Overall fit and finish of the components were better and more consistent once Whitestone partnered with EVS. The availability of UV printing at EVS’s New Jersey facility allowed for accuracy that is difficult to achieve with silk screen printing, and the powder coat application was infinitely more consistent than what had been provided previously by overseas manufacturers. The result was a product that looked and functioned exactly as Whitestone had intended. 

The Conclusion

The entire experience was just as we’d hoped,” says Dave. “Less hassle, lower stress, great quality. And best of all, I get to go to sleep at night knowing I’m doing business with a local company that employs people in my community. We can all use a reminder at times that we’re in this together and it’s up to us to make the change we’d like to see. We are looking forward to working with EVS Metal on many more projects in the future!”

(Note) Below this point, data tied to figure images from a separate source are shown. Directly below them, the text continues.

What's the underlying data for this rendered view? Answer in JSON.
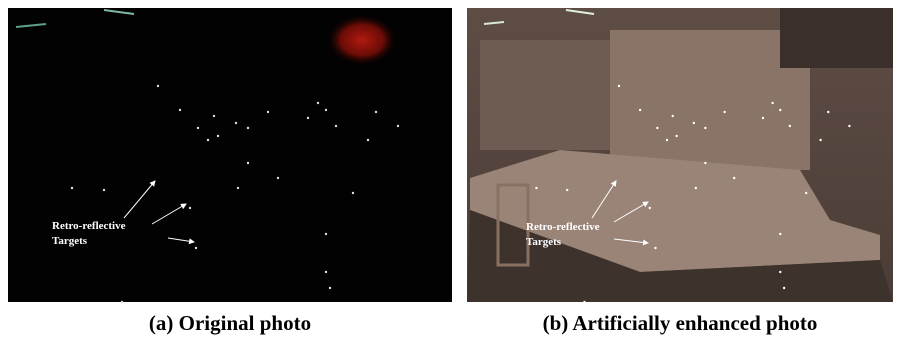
{
  "panels": [
    {
      "annotation": [
        "Retro-reflective",
        "Targets"
      ],
      "caption": "(a) Original photo"
    },
    {
      "annotation": [
        "Retro-reflective",
        "Targets"
      ],
      "caption": "(b) Artificially enhanced photo"
    }
  ]
}
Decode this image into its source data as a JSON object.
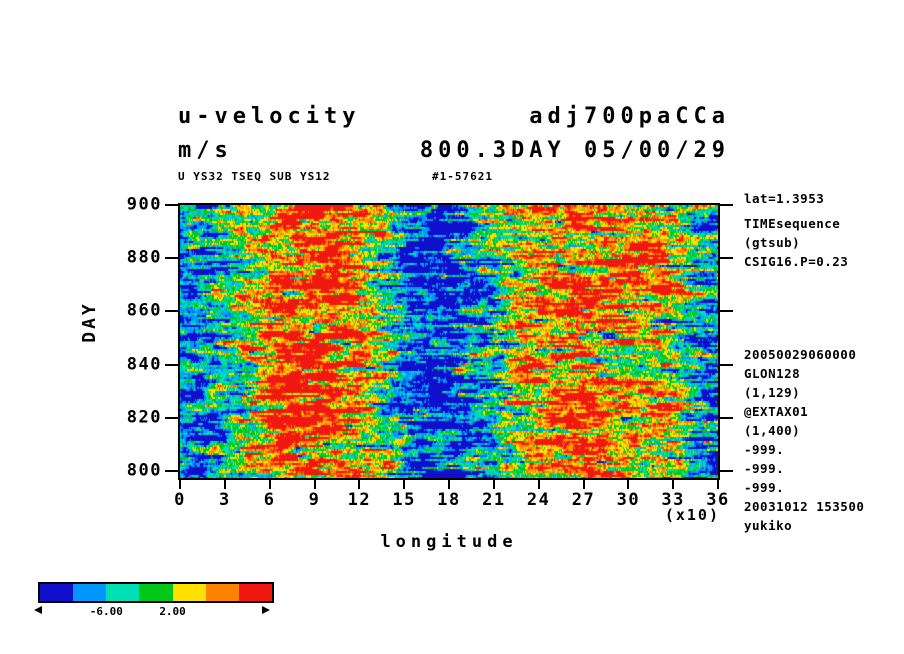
{
  "header": {
    "title_left_line1": "u-velocity",
    "title_left_line2": "m/s",
    "title_right_line1": "adj700paCCa",
    "title_right_line2": "800.3DAY 05/00/29",
    "sub_left": "U YS32 TSEQ SUB YS12",
    "sub_right": "#1-57621"
  },
  "right_annotations": {
    "lat_line": "lat=1.3953",
    "group1": [
      "TIMEsequence",
      "(gtsub)",
      "CSIG16.P=0.23"
    ],
    "group2": [
      "20050029060000",
      "GLON128",
      "(1,129)",
      "@EXTAX01",
      "(1,400)",
      "-999.",
      "-999.",
      "-999.",
      "20031012 153500",
      "yukiko"
    ]
  },
  "chart_data": {
    "type": "heatmap",
    "title": "u-velocity (m/s) adj700paCCa 800.3DAY 05/00/29",
    "xlabel": "longitude",
    "x_unit_note": "(x10)",
    "x_ticks": [
      0,
      3,
      6,
      9,
      12,
      15,
      18,
      21,
      24,
      27,
      30,
      33,
      36
    ],
    "x_range": [
      0,
      36
    ],
    "ylabel": "DAY",
    "y_ticks": [
      900,
      880,
      860,
      840,
      820,
      800
    ],
    "y_range": [
      800,
      900
    ],
    "colorbar": {
      "colors": [
        "#1010cc",
        "#0095ff",
        "#00e0b4",
        "#00c818",
        "#ffe000",
        "#ff8200",
        "#f01810"
      ],
      "levels": [
        -10,
        -6,
        -2,
        2,
        6,
        10
      ],
      "boundary_labels": [
        "-6.00",
        "2.00"
      ],
      "boundary_label_positions": [
        2,
        4
      ],
      "segments": 7
    },
    "field_model": {
      "description": "Approximate zonal structure of u-velocity read from the plot: easterlies (blue) near longitudes 0-40 and 150-220, westerlies (red) near 60-130 and 230-330, blue again near 340-360; noisy horizontal streaks over days 800-900",
      "lon_bin_deg": 10,
      "u_mean_by_bin": [
        -8,
        -8,
        -6,
        -3,
        1,
        5,
        9,
        11,
        11,
        10,
        9,
        8,
        5,
        0,
        -5,
        -9,
        -11,
        -11,
        -10,
        -8,
        -5,
        -2,
        2,
        5,
        7,
        8,
        9,
        9,
        8,
        7,
        6,
        5,
        4,
        0,
        -5,
        -9
      ],
      "noise_sigma": 7,
      "seed": 987654321
    }
  }
}
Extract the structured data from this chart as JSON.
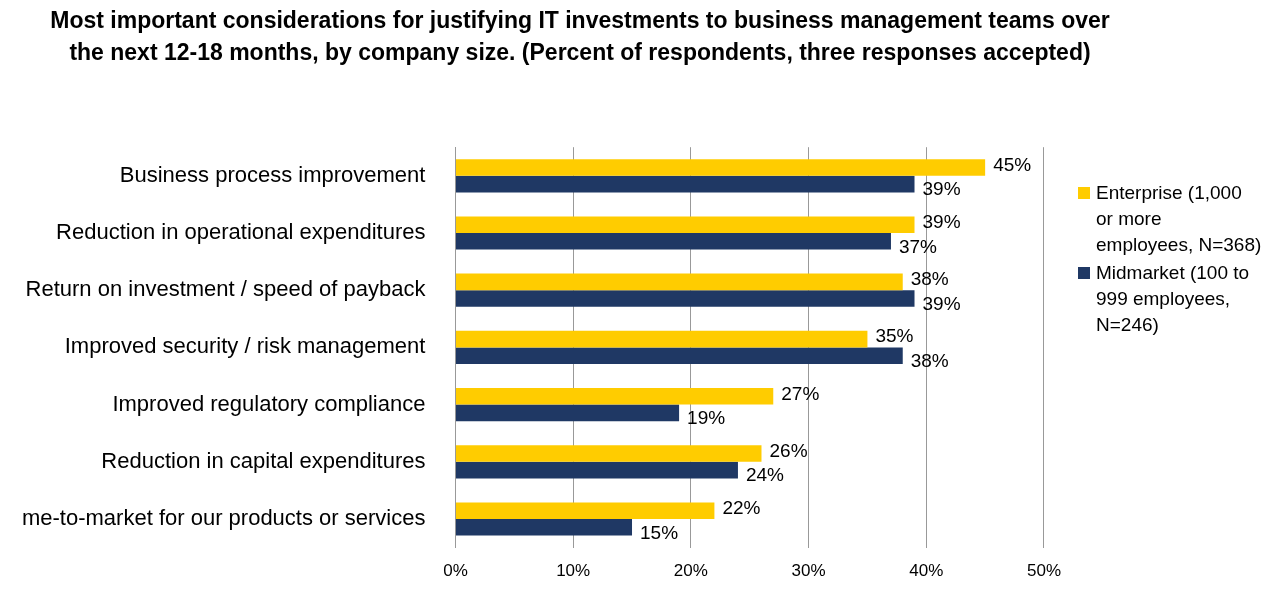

Says Brent, “It was a pleasure working with Dave on this project. He is as passionate about his products as he is about manufacturing them in the United States. This is a refreshing viewpoint and we were happy to help him achieve his goals. We look forward to a continued and expanded relationship with Whitestone Audio.” 

“Our business is about relationships and a commitment to our customers,” he continues. “We feel if we can help them solve their challenges and achieve their goals, our own successes as a sheet metal solutions provider will naturally follow.”